Gratuity and Earned Privilege Leaves are the retirement benefits available to the employees and
the same have been determined on accrual basis and have been provided for in the books of
accounts.
H. Contingencies and Events Occurring after the date of Balance Sheet
Accounting for contingencies (gains and loss) arising out of contractual obligations are made only on the basis of mutual acceptances.
I. Foreign Currency Transactions
Transactions in foreign currency are recorded in Indian Rupees at the exchange rate prevailing on the date of the transactions. Exchange gains or losses on settlement, if any, are treated as income or expenditure respectively in the Profit and Loss Account except those relating to acquisition of fixed assets, if any, which are adjusted in the cost of such assets. Liabilities in foreign currency as well as receivables in foreign currency as on the date of the Balance Sheet have been restated at the rates of exchange prevailing as on the date of Balance Sheet. However, if the liabilities / receivable have been actually realized subsequently, the same have been recorded at that value.

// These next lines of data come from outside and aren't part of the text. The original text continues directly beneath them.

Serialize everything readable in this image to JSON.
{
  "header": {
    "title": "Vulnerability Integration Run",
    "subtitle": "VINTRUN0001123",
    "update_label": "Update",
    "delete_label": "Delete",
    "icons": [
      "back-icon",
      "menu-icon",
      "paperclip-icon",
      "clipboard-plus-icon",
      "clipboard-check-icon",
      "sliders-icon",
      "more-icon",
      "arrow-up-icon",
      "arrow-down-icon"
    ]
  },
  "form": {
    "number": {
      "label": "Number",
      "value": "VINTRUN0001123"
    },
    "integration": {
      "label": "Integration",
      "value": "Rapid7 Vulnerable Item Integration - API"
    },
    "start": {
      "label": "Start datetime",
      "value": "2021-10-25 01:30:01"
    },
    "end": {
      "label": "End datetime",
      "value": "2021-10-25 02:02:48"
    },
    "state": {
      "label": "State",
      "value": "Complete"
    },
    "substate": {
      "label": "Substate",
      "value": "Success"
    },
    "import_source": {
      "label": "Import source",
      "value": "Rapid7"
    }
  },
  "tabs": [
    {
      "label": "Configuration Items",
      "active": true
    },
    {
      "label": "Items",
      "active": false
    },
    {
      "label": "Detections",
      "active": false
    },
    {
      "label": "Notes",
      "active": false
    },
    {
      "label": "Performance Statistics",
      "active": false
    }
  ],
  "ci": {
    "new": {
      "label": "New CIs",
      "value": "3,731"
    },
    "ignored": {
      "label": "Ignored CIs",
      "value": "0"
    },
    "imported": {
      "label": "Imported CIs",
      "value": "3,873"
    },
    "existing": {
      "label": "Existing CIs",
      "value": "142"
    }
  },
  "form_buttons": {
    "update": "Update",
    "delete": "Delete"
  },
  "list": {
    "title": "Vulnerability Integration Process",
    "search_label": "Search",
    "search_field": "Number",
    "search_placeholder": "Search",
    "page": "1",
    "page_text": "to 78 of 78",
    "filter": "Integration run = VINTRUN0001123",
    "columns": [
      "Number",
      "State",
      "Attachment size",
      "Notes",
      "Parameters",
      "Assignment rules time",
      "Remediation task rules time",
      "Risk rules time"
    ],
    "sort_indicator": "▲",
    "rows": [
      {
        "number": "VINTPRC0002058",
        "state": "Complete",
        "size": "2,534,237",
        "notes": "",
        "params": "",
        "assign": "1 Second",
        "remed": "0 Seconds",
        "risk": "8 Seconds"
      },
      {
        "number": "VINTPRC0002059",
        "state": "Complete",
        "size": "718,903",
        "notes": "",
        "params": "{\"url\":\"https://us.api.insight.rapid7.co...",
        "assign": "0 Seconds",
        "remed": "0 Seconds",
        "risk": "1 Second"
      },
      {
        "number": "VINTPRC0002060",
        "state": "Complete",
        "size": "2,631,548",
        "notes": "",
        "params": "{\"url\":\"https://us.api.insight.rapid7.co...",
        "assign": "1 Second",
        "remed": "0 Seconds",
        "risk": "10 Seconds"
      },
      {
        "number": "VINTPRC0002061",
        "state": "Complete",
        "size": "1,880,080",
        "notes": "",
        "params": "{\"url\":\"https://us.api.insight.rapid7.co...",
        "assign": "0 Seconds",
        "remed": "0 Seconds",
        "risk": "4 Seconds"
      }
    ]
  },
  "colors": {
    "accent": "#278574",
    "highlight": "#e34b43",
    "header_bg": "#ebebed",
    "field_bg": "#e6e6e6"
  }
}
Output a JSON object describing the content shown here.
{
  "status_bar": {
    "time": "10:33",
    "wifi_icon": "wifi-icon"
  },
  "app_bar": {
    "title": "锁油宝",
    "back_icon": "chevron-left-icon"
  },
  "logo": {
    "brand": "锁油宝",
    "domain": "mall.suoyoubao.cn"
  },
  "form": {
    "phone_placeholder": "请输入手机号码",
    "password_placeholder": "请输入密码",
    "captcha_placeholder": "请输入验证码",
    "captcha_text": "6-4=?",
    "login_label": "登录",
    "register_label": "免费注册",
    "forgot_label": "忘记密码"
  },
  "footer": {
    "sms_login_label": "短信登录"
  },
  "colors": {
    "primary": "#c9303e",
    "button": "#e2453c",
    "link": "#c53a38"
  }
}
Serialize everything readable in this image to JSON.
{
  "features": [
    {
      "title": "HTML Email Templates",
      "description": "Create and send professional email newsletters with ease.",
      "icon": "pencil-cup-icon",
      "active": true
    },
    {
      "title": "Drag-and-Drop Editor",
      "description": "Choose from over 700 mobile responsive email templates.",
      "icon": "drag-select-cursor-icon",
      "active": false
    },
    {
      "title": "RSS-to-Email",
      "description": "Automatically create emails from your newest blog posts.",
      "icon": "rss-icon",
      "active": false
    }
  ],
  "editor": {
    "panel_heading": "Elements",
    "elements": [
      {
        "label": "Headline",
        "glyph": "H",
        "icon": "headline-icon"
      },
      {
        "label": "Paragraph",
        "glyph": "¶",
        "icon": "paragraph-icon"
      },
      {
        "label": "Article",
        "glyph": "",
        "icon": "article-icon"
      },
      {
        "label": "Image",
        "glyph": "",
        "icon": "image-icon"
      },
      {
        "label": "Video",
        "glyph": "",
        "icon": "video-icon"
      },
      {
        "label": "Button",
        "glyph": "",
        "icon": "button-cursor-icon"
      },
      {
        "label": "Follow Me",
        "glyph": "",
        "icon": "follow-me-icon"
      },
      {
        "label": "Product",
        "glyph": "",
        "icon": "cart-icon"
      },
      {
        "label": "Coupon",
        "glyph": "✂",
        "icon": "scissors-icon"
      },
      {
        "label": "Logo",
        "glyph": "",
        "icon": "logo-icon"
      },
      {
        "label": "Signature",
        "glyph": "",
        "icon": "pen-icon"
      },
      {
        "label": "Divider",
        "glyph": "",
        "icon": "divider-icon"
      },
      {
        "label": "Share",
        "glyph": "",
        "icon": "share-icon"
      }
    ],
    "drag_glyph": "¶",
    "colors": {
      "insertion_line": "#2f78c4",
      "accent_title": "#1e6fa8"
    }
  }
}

The preparation of financial statements in conformity with generally accepted accounting principles requires estimates and assumptions to be made that affect the reported amount of assets and liabilities on the date of the financial statements and the reported amounts of revenues and expenses during the reporting period. Differences between actual results and estimates are recognised in the period in which the results are known/materialised.
K. Accounting for Taxes on Income
a) Provision for taxation for the year under report includes provision for current tax as well as provision for deferred tax.
b) Provision for Current tax is made, based on tax estimated to be payable as computed under the various provisions of the Income TaxAct, 1961.
c) Deferred tax is recognised, subject to prudence, on timing differences between taxable income and accounting income that originate during the year and are capable of being reversed in one or more subsequent periods. Deferred tax assets are recognised only to the extent that there is reasonable certainty that future taxable income will be available against which such deferred tax assets can be realised.
d) Deferred Tax Liabilities / Assets are quantified using the tax rates and tax laws enacted or substantively enacted as on the balance sheet date.
The carrying amounts of assets are reviewed at each balance sheet date if there is any indication of impairment based on internal/external factors. An asset is impaired when the carrying amount of the asset exceeds the recoverable amount. An impairment loss is charged to the Profit & Loss Account in the year in which an asset is identified as impaired. An impairment loss recognised in prior accounting periods is reversed if there has been change in the estimate of the recoverable amount.
Interest and other borrowing costs attributable to qualifying assets are capitalised. Other interest and borrowing cost are charged to revenue.